Pero era la colonia francesa la que recibía una atención especial. Los franceses residentes en España se encontraban preferentemente en núcleos urbanos. Todas las ciudades portuarias contaban con una colonia francesa, siendo Cádiz, con 1.716 franceses censados, la que reunía un mayor número de residentes. Madrid también aportaba un censo elevado, en torno a los 1.500 individuos, y existían núcleos de cierta entidad en poblaciones próximas a la frontera que, tradicionalmente, eran focos de transacción mercantil, como Tudela o Pamplona. Lógicamente, en su mayor parte se dedicaban al comercio, tanto al por mayor como al minorista.

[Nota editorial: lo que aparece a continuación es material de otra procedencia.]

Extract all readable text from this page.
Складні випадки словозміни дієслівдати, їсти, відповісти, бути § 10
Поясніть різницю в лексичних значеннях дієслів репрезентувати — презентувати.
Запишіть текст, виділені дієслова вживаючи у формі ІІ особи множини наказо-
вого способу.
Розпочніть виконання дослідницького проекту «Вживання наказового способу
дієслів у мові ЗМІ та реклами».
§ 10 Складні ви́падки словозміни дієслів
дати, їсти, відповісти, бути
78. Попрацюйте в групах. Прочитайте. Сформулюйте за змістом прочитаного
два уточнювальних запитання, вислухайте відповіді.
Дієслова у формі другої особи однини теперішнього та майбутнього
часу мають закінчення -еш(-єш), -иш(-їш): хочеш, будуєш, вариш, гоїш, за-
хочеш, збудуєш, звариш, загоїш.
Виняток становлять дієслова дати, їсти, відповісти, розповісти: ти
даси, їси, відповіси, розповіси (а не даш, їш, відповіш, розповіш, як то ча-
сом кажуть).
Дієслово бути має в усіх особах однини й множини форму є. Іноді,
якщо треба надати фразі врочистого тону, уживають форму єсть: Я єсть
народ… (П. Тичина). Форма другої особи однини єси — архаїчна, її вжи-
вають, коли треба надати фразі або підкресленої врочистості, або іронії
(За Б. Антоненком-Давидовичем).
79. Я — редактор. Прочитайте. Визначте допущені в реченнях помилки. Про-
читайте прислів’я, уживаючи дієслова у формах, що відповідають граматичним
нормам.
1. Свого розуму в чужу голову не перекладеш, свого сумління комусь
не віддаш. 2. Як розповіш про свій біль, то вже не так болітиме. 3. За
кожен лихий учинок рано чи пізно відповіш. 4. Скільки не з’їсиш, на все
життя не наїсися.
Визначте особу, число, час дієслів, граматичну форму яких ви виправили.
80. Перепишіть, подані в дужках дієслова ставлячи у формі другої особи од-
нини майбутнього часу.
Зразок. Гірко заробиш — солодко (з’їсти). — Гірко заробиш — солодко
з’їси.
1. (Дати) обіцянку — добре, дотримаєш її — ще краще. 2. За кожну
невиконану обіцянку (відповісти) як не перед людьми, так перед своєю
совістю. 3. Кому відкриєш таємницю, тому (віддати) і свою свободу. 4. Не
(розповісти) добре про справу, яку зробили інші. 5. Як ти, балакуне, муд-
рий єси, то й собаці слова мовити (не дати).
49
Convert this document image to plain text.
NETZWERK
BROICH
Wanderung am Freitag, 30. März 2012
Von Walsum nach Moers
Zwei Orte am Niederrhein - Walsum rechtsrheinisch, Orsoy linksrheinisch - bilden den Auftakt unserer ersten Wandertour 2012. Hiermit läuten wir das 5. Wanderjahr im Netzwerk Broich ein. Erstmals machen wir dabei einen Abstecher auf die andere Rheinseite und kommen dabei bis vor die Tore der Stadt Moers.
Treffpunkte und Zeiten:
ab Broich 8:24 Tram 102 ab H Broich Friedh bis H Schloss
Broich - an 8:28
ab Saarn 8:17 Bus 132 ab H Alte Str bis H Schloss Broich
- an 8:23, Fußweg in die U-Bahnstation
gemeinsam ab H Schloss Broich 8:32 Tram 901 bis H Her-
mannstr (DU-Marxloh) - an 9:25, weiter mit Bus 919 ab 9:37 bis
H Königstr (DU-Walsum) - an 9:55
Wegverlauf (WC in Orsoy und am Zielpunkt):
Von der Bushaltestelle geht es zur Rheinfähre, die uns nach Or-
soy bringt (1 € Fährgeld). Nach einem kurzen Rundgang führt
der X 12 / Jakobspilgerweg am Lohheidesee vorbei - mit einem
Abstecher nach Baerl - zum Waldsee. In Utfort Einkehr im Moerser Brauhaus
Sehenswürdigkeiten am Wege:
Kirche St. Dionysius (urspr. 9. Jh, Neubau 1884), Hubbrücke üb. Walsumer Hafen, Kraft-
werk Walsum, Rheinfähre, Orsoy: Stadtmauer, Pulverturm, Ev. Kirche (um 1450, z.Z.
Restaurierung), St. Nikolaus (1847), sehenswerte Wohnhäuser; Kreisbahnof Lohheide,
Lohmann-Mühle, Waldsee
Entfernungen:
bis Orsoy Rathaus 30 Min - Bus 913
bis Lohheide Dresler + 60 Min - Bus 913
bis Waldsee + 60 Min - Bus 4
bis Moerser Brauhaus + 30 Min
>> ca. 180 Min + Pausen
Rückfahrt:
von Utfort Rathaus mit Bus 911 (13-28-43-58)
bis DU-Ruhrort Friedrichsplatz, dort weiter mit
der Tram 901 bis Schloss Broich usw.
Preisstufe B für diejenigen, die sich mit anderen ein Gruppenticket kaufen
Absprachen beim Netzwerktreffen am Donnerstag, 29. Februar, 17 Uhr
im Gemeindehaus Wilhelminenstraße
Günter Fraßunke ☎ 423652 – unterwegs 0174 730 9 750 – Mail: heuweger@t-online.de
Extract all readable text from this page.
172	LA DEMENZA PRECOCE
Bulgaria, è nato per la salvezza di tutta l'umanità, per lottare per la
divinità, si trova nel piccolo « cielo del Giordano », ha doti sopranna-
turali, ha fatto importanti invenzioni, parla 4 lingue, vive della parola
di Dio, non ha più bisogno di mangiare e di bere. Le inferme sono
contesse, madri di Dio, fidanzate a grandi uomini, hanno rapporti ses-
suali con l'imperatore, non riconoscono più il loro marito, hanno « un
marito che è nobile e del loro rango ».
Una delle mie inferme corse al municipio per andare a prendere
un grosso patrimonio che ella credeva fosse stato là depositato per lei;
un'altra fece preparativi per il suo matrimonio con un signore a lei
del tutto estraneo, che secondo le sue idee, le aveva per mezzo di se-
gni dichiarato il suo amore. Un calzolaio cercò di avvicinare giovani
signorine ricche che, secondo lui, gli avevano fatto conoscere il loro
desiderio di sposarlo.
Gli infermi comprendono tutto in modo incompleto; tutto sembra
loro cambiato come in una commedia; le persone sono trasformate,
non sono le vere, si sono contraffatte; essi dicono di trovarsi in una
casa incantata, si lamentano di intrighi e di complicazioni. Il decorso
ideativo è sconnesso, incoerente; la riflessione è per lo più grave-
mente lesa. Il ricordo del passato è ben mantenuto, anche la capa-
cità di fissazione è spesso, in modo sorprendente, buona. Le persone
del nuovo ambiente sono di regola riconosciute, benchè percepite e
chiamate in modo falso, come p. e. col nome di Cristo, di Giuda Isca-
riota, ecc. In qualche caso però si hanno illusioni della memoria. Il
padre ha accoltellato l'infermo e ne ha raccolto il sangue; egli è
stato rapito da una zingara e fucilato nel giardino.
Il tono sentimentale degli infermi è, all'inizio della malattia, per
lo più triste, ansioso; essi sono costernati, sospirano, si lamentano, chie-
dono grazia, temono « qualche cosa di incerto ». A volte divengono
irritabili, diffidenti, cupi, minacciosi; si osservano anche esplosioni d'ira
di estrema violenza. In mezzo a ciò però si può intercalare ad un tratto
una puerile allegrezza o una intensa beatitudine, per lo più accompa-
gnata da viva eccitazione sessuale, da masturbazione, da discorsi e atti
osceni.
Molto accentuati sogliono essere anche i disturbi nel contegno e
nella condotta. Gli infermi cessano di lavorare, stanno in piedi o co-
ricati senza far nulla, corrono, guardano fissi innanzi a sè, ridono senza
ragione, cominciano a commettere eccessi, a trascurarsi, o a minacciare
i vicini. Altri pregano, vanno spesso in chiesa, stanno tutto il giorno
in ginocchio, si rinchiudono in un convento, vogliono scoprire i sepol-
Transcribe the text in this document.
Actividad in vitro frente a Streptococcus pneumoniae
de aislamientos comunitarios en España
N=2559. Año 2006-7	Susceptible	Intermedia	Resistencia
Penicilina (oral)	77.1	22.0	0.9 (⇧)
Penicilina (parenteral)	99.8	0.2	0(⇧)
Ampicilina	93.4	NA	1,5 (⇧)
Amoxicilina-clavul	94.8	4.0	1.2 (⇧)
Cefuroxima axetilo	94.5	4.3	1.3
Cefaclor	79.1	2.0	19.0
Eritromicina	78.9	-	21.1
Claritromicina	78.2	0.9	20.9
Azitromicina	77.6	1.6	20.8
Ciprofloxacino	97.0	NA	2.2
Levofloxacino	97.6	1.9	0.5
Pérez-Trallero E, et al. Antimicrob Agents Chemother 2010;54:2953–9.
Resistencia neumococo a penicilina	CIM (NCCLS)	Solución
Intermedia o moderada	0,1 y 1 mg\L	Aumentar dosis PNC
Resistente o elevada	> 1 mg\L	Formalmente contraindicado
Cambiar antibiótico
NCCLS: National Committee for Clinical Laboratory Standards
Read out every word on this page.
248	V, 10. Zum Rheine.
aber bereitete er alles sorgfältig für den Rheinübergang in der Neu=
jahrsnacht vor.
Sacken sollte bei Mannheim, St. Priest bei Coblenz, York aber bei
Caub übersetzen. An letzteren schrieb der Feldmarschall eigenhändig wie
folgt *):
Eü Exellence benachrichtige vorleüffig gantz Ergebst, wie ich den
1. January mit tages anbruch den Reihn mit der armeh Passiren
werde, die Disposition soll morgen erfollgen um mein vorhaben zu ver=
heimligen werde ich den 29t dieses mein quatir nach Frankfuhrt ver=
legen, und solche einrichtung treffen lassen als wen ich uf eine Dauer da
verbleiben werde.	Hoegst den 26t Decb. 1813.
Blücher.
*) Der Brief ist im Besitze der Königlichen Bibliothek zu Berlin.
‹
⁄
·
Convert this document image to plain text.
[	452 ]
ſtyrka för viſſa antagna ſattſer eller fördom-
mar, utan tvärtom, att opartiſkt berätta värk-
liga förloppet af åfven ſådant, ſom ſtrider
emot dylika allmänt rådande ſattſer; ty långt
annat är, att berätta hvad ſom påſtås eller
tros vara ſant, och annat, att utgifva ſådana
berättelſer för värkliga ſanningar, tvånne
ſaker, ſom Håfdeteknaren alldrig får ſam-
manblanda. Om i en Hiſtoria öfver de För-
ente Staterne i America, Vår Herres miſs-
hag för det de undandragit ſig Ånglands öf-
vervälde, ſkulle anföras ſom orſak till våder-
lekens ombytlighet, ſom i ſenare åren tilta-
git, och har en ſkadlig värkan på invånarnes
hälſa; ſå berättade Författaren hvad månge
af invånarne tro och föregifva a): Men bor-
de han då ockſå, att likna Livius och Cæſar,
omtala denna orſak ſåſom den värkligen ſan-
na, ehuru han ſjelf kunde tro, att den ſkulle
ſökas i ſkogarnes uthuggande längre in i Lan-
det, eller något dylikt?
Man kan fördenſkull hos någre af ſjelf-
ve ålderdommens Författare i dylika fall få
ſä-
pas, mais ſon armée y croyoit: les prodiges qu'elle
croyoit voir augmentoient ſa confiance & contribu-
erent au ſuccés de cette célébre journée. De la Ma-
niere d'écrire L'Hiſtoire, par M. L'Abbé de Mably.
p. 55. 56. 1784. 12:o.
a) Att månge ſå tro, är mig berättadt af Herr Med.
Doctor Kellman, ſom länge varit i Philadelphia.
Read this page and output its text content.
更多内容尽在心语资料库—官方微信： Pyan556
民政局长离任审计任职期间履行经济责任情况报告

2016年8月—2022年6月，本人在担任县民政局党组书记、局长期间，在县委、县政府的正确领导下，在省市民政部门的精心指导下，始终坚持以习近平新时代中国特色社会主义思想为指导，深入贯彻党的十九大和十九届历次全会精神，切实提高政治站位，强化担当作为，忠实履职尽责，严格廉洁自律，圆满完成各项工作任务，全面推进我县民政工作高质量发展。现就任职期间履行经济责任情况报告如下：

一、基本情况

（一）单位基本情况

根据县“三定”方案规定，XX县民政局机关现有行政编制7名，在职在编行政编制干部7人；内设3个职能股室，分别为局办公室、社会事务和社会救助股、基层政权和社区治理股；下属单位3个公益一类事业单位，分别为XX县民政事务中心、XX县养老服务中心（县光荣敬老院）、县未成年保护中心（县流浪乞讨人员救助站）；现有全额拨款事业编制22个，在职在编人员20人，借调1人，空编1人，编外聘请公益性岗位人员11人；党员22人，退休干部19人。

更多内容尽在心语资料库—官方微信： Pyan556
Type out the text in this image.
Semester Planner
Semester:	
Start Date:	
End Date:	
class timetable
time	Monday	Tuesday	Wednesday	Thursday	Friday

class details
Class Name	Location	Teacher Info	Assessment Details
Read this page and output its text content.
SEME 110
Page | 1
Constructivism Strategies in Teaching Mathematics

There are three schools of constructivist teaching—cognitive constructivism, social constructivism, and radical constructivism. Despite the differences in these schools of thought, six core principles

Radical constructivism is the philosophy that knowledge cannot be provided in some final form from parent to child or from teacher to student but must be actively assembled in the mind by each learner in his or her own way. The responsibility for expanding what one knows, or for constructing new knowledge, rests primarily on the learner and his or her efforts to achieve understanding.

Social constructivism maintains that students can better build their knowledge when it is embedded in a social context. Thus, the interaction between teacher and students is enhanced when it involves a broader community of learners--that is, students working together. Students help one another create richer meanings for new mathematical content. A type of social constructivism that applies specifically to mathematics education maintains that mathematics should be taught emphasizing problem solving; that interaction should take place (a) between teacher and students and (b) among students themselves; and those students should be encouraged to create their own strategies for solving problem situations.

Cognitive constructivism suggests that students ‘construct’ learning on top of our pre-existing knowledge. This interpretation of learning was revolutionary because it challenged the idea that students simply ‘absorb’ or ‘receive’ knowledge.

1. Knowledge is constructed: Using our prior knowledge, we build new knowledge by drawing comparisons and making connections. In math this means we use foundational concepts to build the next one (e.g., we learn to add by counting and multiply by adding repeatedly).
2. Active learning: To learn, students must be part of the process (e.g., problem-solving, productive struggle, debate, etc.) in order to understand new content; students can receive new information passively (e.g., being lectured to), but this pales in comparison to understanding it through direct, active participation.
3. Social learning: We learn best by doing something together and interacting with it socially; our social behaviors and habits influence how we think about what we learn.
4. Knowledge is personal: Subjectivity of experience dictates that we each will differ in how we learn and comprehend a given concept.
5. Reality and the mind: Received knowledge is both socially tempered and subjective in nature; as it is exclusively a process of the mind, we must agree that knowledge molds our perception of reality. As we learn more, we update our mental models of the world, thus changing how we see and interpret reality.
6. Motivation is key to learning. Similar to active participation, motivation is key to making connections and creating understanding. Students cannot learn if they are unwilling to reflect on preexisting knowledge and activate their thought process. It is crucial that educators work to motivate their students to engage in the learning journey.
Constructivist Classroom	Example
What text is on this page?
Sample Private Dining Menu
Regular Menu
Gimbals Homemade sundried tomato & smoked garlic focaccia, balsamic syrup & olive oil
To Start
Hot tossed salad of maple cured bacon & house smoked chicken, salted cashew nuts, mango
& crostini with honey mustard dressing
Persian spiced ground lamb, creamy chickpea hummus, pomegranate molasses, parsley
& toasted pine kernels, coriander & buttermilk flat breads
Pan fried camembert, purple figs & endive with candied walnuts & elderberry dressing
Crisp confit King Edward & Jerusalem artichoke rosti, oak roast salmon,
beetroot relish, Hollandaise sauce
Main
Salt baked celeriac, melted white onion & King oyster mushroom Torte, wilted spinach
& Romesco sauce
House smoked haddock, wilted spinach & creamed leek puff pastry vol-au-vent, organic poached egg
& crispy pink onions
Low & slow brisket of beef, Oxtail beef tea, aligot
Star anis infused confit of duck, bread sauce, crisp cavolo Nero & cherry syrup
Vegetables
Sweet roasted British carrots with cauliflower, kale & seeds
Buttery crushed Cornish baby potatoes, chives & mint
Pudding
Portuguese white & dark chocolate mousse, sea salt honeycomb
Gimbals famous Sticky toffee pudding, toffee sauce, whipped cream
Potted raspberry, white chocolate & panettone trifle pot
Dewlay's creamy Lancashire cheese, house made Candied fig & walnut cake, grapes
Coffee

La crisis de subsistencia, y el malestar consiguiente, incrementaban la preocupación en el estado de ánimo de Floridablanca. Los años de 1775 a 1789 están considerados como un período que conoció alzas violentas en los precios del cereal. Las malas cosechas, especialmente la de 1788, y las prolongadas sequías, dieron como resultado que en 1789 los precios alcanzaran cotas muy elevadas. En febrero de ese año, cinco meses antes de que se viviera en París el inicio de la Revolución, tuvo lugar en Barcelona un motín que elevó el grado de preocupación de la Corte, temerosa de que se extendiera por Cataluña y el resto de España, como sucedió en 1766 tras el motín de Esquilache. El 28 de febrero, ante una nueva subida del pan, cientos de personas saquearon las panaderías de la capital de Cataluña, obligando al Capitán General, conde del Asalto, a ponerse a salvo de las iras de los manifestantes, produciéndose durante tres días violentos choques entre el ejército y el pueblo. Hubo 40 detenidos y se ahorcó a cinco hombres y una mujer. Estos "rebomboris del pá", estudiados por Irene Castells, elevaron notablemente la alarma de Floridablanca, y el Real Acuerdo de Cataluña resolvió que en todas las poblaciones del Principado se detuviera a todo aquel que iniciara alborotos, pues también se habían producido algaradas en Mataró, Valls y Vic. La crisis, no obstante, se mantuvo en una situación extrema por lo elevado del precio del cereal y la inquietud social que provocaba. En mayo, por ejemplo, el precio del trigo alcanzó en Cervera cotas hasta entonces desconocidas, y hubo que crear una Junta de Caridad para socorrer a los vecinos más necesitados que no podían adquirir pan en el mercado. Gonzalo Anes ha observado que en estos motines nacidos de la crisis de subsistencia comenzaban a aparecer elementos ideológicos muy preocupantes para las autoridades, como gritos alusivos a la libertad o pasquines subversivos. En 1791, por ejemplo, los trabajadores del gremio de la seda valenciano remitieron un escrito al marqués de Mirabal, donde le manifestaban la situación de paro y hambre en que se hallaban y amenazaban, si no se les daba trabajo y pan, con amotinarse, quemar la ciudad y hacer lo mismo que en Francia.